Wednesday, January 30, 2013

Rohingya smuggler racket details aired

31 Jan 2013
Bangkok Post


Rohingya migrants pay 60,000 baht to 65,000 baht each to smugglers to get into Thailand, Maung Kyaw Nu, president of the Burmese Rohingya Association in Thailand, said Wednesday.
He was speaking before the House committee on law, judiciary and human rights at parliament.
The session was attended by state and private organisations concerned with the Rohingya migration issue.
Kyaw Nu said he would encourage the government to grant Rohingya migrants who have arrived in Thailand temporary permission to live and work and receive health care here.
Past ethnic cleansing in Myanmar in which more than 50,000 Rohingya were killed in six months had driven Rohingya to seek shelter in Thailand, according to Kyaw Nu.
The Myanmar authorities had tried to cover up the actual number of Rohingya people killed in the ethnic cleansing, he said.
Kyaw Nu also called on the United Nations to send a peace-keeping force to Myanmar to ensure safety for Rohingya migrants in the event they were sent back home.
He also urged UN agencies to provide temporary shelter in Myanmar for Rohingya deported from Thailand.
A total of 1,486 Rohingya migrants have been rounded up here since early this month, the House panel was told.
Also attending the hearing were Foreign Minister Surapong Tovichakchaikul, the national police chief, the navy commander, the 4th Army commander, and the governors of Satun, Narathiwat and Songkhla.
Mr Surapong said the government had decided to take care of the illegal Rohingya migrants for six months.
The estimated cost of food for each migrant per day was 75 baht, he said.
The male Rohingya migrants were being detained at the Immigration Bureau while women and children were staying at the Ministry of Social Development and Human Security's shelters for children and women, he said.
The ministry would take ambassadors from member countries of the Organisation of Islamic Cooperation to visit various sites where Rohingya are held to observe the problem, Mr Surapong said.
The ministry has held talks with international human rights organisations about whether they can ask third countries to grant asylum to the Rohingya migrants.

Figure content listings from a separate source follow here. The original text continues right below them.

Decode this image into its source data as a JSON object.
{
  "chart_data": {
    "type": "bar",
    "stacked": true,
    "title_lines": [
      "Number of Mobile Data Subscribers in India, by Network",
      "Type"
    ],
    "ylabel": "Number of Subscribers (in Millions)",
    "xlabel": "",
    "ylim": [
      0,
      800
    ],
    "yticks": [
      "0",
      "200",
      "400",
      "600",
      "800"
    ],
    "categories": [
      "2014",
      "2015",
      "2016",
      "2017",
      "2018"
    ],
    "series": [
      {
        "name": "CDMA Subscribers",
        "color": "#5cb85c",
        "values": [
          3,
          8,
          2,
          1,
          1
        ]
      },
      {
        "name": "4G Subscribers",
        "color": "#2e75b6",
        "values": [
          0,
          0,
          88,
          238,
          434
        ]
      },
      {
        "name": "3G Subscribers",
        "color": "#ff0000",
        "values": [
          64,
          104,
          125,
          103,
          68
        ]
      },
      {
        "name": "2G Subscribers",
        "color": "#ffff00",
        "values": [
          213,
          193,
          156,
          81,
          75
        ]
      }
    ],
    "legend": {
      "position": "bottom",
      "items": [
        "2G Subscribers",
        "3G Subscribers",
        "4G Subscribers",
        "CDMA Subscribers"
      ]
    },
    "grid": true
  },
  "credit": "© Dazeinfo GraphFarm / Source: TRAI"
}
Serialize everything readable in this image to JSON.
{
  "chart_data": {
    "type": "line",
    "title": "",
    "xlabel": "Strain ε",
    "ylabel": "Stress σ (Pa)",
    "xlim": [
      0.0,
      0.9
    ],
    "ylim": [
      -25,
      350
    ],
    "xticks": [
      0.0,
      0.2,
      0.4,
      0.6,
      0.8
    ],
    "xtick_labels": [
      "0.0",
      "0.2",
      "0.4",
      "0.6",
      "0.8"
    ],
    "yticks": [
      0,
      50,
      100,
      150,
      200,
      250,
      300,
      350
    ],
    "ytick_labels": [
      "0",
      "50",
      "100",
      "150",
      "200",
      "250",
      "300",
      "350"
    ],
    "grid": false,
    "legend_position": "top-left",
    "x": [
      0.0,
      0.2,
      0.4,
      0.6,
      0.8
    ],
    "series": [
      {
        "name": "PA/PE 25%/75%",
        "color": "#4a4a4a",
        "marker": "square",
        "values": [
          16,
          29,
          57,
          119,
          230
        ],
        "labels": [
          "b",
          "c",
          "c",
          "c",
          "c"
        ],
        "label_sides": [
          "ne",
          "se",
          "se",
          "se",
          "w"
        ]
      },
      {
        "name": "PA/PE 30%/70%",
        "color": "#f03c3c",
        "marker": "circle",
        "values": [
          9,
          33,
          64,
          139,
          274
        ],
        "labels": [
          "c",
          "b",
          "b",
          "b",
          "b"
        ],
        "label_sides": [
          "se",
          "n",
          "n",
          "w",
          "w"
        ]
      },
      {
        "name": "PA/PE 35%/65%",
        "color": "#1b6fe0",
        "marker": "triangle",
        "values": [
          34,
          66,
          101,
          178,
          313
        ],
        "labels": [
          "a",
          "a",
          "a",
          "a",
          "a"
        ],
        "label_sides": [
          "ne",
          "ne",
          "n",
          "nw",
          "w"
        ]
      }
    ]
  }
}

The ministry was also seeking to work with its Myanmar counterpart to ensure the safety of the Rohingya in the event they have to return to Myanmar, Mr Surapong said.
Security agencies plan to ask the government to build detention centres for Rohingya arrivals in Songkhla and Ranong. Officials have yet to settle on the locations but say each batch of arriving migrants will not stay at the centres longer than six months.